Today’s man has a concept of religion that is always very much a matter of symbols, heavily spiritualized. Religion appears as a world of symbols, which despite the ultimate unity of the language of human symbols… vary in many details but nonetheless mean just the same thing and really ought to begin to discover their deep, underlying unity… that is the most attractive illusion that particularly those people with religious awareness see before them today as a genuine hope for the future.

Against this tendency, he observed that the Christian theologian could appear as “a dogmatic stick-in-the-mud.” In response, Ratzinger argued that a re-articulation of the fundamental difference between Christianity and other religions is absolutely vital. If Christianity is simply one religion among many, its absolute truth claims (and the condemnation of others as false) could only appear as an arbitrary dogmatism.

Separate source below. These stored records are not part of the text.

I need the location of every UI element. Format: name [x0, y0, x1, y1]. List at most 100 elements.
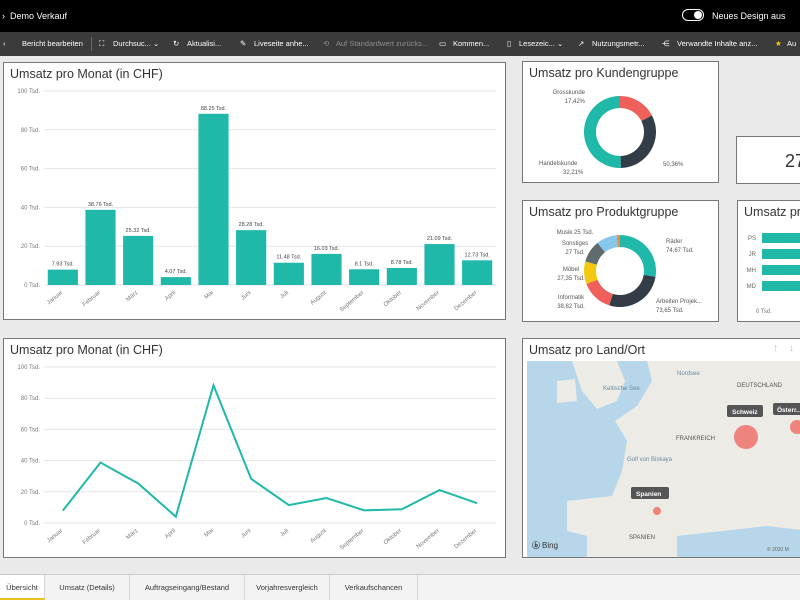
comments-button[interactable]: Kommen... — [453, 39, 490, 48]
bing-logo: ⓑ — [532, 540, 540, 550]
x-tick-label: Juni — [240, 290, 252, 302]
x-tick-label: September — [339, 528, 365, 551]
related-content-button[interactable]: Verwandte Inhalte anz... — [677, 39, 758, 48]
chevron-down-icon[interactable]: ⌄ — [557, 39, 564, 48]
pin-live-page-button[interactable]: Liveseite anhe... — [254, 39, 309, 48]
y-tick-label: 100 Tsd. — [17, 89, 40, 95]
customer-group-card[interactable]: Umsatz pro Kundengruppe Grosskunde 17,42%… — [522, 61, 719, 183]
tab-overview[interactable]: Übersicht — [0, 575, 45, 600]
donut-slice — [585, 242, 606, 265]
refresh-button[interactable]: Aktualisi... — [187, 39, 222, 48]
bar — [462, 260, 493, 285]
back-arrow-icon[interactable]: › — [2, 11, 5, 21]
horizontal-bar-card[interactable]: Umsatz pr PS JR MH MD 0 Tsd. — [737, 200, 800, 322]
x-tick-label: Mai — [204, 290, 215, 301]
menu-chevron-icon[interactable]: ‹ — [3, 39, 6, 48]
map-tag-spanien — [631, 487, 669, 499]
star-icon: ★ — [775, 39, 782, 48]
chevron-down-icon[interactable]: ⌄ — [153, 39, 160, 48]
line-chart-title: Umsatz pro Monat (in CHF) — [10, 343, 163, 357]
edit-report-button[interactable]: Bericht bearbeiten — [22, 39, 83, 48]
x-tick-label: 0 Tsd. — [756, 309, 772, 315]
x-tick-label: Mai — [204, 528, 215, 539]
toggle-knob — [694, 11, 702, 19]
bar-value-label: 11.48 Tsd. — [276, 255, 301, 261]
x-tick-label: Oktober — [383, 290, 403, 308]
bar-value-label: 8.1 Tsd. — [355, 261, 375, 267]
y-tick-label: 100 Tsd. — [17, 365, 40, 371]
x-tick-label: Juli — [279, 528, 290, 538]
map-land-uk — [572, 361, 625, 409]
favorite-button[interactable]: Au — [787, 39, 797, 48]
map-tag-schweiz-text: Schweiz — [732, 409, 758, 416]
y-tick-label: 40 Tsd. — [21, 205, 41, 211]
bar-value-label: 88.25 Tsd. — [201, 106, 227, 112]
tab-year-comparison[interactable]: Vorjahresvergleich — [245, 575, 330, 600]
customer-group-title: Umsatz pro Kundengruppe — [529, 66, 679, 80]
map-bubble-schweiz[interactable] — [734, 425, 758, 449]
x-tick-label: Dezember — [453, 528, 478, 550]
bar-value-label: 16.03 Tsd. — [314, 246, 340, 252]
slice-label: Arbeiten Projek... — [656, 299, 702, 305]
x-tick-label: August — [310, 528, 328, 545]
bookmarks-button[interactable]: Lesezeic... — [519, 39, 555, 48]
new-design-toggle[interactable] — [682, 9, 704, 21]
usage-metrics-button[interactable]: Nutzungsmetr... — [592, 39, 645, 48]
map-view[interactable]: Nordsee DEUTSCHLAND Keltische See FRANKR… — [527, 361, 800, 557]
map-bubble-oesterreich[interactable] — [790, 420, 800, 434]
x-tick-label: Juni — [240, 528, 252, 540]
bar — [424, 244, 455, 285]
reset-default-button[interactable]: Auf Standardwert zurücks... — [336, 39, 429, 48]
tab-sales-opportunities[interactable]: Verkaufschancen — [330, 575, 418, 600]
slice-label: Räder — [666, 239, 682, 245]
product-group-card[interactable]: Umsatz pro Produktgruppe Räder 74,67 Tsd.… — [522, 200, 719, 322]
horizontal-bar-chart: PS JR MH MD 0 Tsd. — [747, 233, 800, 315]
map-label-golf: Golf von Biskaya — [627, 457, 673, 463]
map-label-spanien-land: SPANIEN — [629, 535, 655, 541]
slice-value-label: 27 Tsd. — [565, 250, 585, 256]
x-tick-label: November — [416, 528, 441, 550]
y-tick-label: 20 Tsd. — [21, 244, 41, 250]
bar — [198, 113, 229, 285]
product-group-donut: Räder 74,67 Tsd. Arbeiten Projek... 73,65 T… — [557, 230, 703, 314]
y-tick-label: MH — [747, 268, 756, 274]
bar-value-label: 28.28 Tsd. — [239, 222, 265, 228]
map-copyright: © 2020 M — [767, 546, 789, 553]
arrow-up-icon[interactable]: ↑ — [773, 343, 778, 354]
explore-icon: ⛶ — [99, 39, 105, 48]
map-card[interactable]: Umsatz pro Land/Ort ↑ ↓ Nordsee DEUTSCHL… — [522, 338, 800, 558]
donut-slice — [609, 274, 656, 307]
donut-slice — [620, 115, 656, 168]
slice-label: Handelskunde — [539, 161, 578, 167]
arrow-down-icon[interactable]: ↓ — [789, 343, 794, 354]
tab-revenue-details[interactable]: Umsatz (Details) — [45, 575, 130, 600]
slice-value-label: 73,65 Tsd. — [656, 308, 684, 314]
tab-orders-backlog[interactable]: Auftragseingang/Bestand — [130, 575, 245, 600]
donut-slice — [616, 235, 620, 248]
x-tick-label: Januar — [46, 528, 64, 544]
map-bubble-spanien[interactable] — [653, 507, 661, 515]
explore-button[interactable]: Durchsuc... — [113, 39, 151, 48]
bar-value-label: 25.32 Tsd. — [126, 228, 152, 234]
donut-slice — [620, 235, 656, 277]
line-chart-card[interactable]: Umsatz pro Monat (in CHF) 0 Tsd. 20 Tsd. 4… — [3, 338, 506, 558]
map-tag-schweiz — [727, 405, 763, 417]
bar-value-label: 7.93 Tsd. — [52, 262, 75, 268]
bar-chart-card[interactable]: Umsatz pro Monat (in CHF) 0 Tsd. 20 Tsd. 4… — [3, 62, 506, 320]
map-label-deutschland: DEUTSCHLAND — [737, 383, 783, 389]
bar-value-label: 12.73 Tsd. — [465, 252, 491, 258]
bar — [85, 209, 116, 285]
x-tick-label: Oktober — [383, 528, 403, 546]
kpi-card[interactable]: 27 — [736, 136, 800, 184]
bing-attribution: Bing — [542, 541, 558, 550]
customer-group-donut: Grosskunde 17,42% Handelskunde 32,21% 50,36% — [539, 90, 684, 176]
bar — [762, 233, 800, 243]
new-design-label: Neues Design aus — [712, 11, 786, 21]
slice-label: Musik 25 Tsd. — [557, 230, 594, 236]
series-line — [62, 382, 478, 519]
slice-value-label: 38,82 Tsd. — [557, 304, 585, 310]
page-tabs: Übersicht Umsatz (Details) Auftragseinga… — [0, 574, 800, 600]
slice-value-label: 17,42% — [565, 99, 586, 105]
refresh-icon: ↻ — [173, 39, 180, 48]
toolbar-divider — [91, 37, 92, 51]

Writing some decades later, Ratzinger turned to the anthropology of St. Thomas Aquinas, who is able to affirm both natural religious sentiment and expression, and articulate the unique and privileged quality of theological faith in Jesus Christ. Ratzinger says that Aquinas’ understanding of religion as a natural virtue that is distinct from the theological virtue of faith can help us to balance the tendencies of our age. All men are inclined to belief, and to religious worship of their creator. In this much Aquinas and Otto are in agreement. Religion as a natural virtue has a universal quality, not only because of its common possession by all men, but because of its ability to gather all other human pursuits and virtuous actions under itself – religion, even on the natural level, can include levels of personal and emotional fulfillment that are not as it were strictly rational. In this much, however, religion is a human expression – an extension of the person towards the eternity of God, as a creature reaching for his Creator.

The gift of faith, however, is unique to Christianity. Rather than a strictly natural exercise of human religiosity, in theological faith God initiates within the person a participation in His own life, fulfilling all natural desires – both rational and emotional – and at the same time gathering these desires into a higher (and saving) fulfillment.

The uniqueness of Christianity in this regard does not diminish the human dignity of other believers, or the value of their religiosity. Rather it is in the supernatural order that Christian faith is distinguished both in kind and in purpose: the infused life of faith is built upon natural human inclinations as a supernatural complement; more to the point, however, because it is rooted in the eternity and goodness of God, faith in this sense is not only capable of achieving a passing sense of human fulfillment, but can actually work towards our salvation. In this way, the uniqueness of salvation through Jesus Christ is not a competitor with other religions – it is the eternal completion of the goodness we see already reflected in the lives and religious practices of the entire human family.